On nommait aussi la porte Mordelaise, porte Royale, en référence aux ducs de Bretagne et aux évêques de Rennes, qui faisaient leur entrée dans la ville par cette porte et prêtaient devant sa herse abaissée, leur serment solennel. Elle servit jusqu'au XVIe siècle de demeure au capitaine ou gouverneur de Rennes ; c'est là également que se trouvait la garde-robe de la ville, c'est à dire principalement l'artillerie lui appartenant. Les bourgeois y tinrent souvent des réunions avant de posséder une Maison de ville. Enfin, la chambre des comptes s'y réunit aussi au XVe siècle. Après avoir été fermée pendant les guerres de la ligue , elle fut donnée à bail par le gouverneur de Rennes à des particuliers, jusqu'à la fin du XVIIe siècle. Elle fut enfin afféagée[1] en 1723. Les tours étaient alors ruinées et inhabitables. Elle reçut en 1793 le nom de porte Marat et fut utilisée comme prison.
Le jambage [2] sud de la porte, du côté de la cathédrale, présentait jusqu'en 1874 une pierre en granit de 50 cm sur 56, portant une inscription en l'honneur de l'empereur Gordien III (238-244) :
IMP CAES
M ANTONI°
GORDIANO PI°
FEL AUG PMTR
P C°S O R
( Imperiatio Caesari Antonio Gordiano, Pio, Augusto, Pontifici Maximo, Tribunitia potestate Consuli, Ordo Redorum [3] )
- ↑ Concéder une partie d'une terre noble d'un domaine, à tenir en fief ou en roture, contre une redevance.
- ↑ Chaîne de pierre de taille ou de maçonnerie qui soutient l’édifice et sur laquelle on pose les grosses poutres.
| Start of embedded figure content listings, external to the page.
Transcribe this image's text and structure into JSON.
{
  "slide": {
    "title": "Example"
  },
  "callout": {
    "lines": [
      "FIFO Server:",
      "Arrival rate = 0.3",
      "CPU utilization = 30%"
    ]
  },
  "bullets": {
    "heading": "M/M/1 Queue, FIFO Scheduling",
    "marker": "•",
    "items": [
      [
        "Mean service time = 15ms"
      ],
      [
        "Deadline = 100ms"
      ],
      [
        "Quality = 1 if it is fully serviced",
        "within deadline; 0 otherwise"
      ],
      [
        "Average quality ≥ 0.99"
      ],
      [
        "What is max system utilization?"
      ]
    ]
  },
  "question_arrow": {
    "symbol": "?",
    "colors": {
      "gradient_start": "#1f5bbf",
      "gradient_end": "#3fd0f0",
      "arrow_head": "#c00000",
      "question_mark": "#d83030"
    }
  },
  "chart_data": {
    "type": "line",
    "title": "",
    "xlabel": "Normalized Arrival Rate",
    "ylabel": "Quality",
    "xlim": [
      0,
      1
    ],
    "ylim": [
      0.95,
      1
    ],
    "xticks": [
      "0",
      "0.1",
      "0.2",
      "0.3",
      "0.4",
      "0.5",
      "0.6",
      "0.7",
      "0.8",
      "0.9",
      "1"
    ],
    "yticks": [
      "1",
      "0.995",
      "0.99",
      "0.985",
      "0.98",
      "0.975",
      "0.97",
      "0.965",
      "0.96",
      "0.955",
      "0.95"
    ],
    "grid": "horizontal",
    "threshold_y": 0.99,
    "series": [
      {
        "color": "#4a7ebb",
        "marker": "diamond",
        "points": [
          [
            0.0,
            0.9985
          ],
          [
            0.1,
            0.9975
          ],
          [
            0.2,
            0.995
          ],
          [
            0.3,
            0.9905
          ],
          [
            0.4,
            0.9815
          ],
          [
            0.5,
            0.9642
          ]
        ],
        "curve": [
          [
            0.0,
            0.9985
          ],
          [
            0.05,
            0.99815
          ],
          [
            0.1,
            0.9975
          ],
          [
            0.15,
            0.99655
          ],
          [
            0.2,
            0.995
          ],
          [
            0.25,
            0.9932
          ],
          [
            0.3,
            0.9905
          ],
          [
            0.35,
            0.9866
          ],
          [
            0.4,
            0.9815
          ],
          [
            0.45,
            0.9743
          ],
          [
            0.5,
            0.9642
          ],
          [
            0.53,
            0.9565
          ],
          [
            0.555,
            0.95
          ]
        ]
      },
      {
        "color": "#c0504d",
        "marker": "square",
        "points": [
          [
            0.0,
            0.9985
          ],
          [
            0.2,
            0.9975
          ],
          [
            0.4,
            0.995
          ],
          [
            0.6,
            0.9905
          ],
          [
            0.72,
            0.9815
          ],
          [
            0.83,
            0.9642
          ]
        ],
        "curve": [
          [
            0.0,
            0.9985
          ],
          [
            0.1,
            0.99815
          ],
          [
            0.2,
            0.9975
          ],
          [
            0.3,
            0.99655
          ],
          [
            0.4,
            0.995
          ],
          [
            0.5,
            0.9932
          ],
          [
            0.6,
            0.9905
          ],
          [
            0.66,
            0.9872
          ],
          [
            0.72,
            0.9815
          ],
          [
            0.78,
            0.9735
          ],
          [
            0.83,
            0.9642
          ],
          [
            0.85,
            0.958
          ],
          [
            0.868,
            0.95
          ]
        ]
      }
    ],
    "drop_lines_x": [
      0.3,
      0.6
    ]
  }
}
- ↑ A l’empereur César Marc-Antoine Gordien pieux, heureux, auguste, le plus grand pontife, revêtu de la puissance tribunitienne, Consul, l’ordre (décurional) des Redones.
Son emplacement
C'est en 56 av J-C que les premiers remparts de Rennes seront construits, sous la domination Romaine. Avant cette date, Rennes, nommée alors Condate [1] est une ville ouverte, démunie de remparts. Placée sur la colline la plus proche du confluent de l'Ille et de la Vilaine, sur des coteaux aisément utilisables et desservie par les rivières, la ville se développe le long des coteaux qui dominent l'Ille, en direction du pont Saint-Martin, du quartier de l'hôtel Dieu et vers les hauteurs du Thabor à l'est, délimitant une zone de 1100m nord-sud sur 900m ouest-est, ce qui donne environ une surface de 90 hectares. Bien isolée, l'emplacement de la ville lui permet d'être protégée au nord et l'ouest par l'Ille et au sud par la Vilaine. C'est le seul point dans un rayon d'une trentaine de kilomètres où les courbes de niveau de 30 et 40 m d'altitude soient à la fois si proches l'une de l'autre et si proches de la rivière. Le site est donc facile à fortifier et à défendre.
La porte est construite avec le mur d'enceinte gallo-romain. Celui-ci, en prenant comme point de départ la place de la Mission, coupait d'abord obliquement cette place du sud-est au nord-ouest en passant derrière la Croix, puis longeait les cours des maisons est de la rue Nantaise, gagnait la Porte Mordelaise, suivait le côté sud de la place des Lices et rejoignait le Bazar Parisien et l'hôtel de la Rivière. Tournant alors vers le sud, il suivait la ligne des maisons est de la rue Châteaurenault, passait sous le Présidial (aile nord de l'Hôtel de Ville), longeait la rue de l'Horloge et le côté ouest de la rue de Rohan, puis, se dirigeant vers l'ouest, il gagnait le quai Duguay-Trouin entre la rue de Rohan et l'escalier du Coulage, et passait sous les maisons du quai jusqu'à la place de la Mission. En d'autres termes, il s'étendait depuis la Croix de la Mission jusqu'à l'Hôtel de Ville, et depuis la place de Lices jusqu'à la Vilaine.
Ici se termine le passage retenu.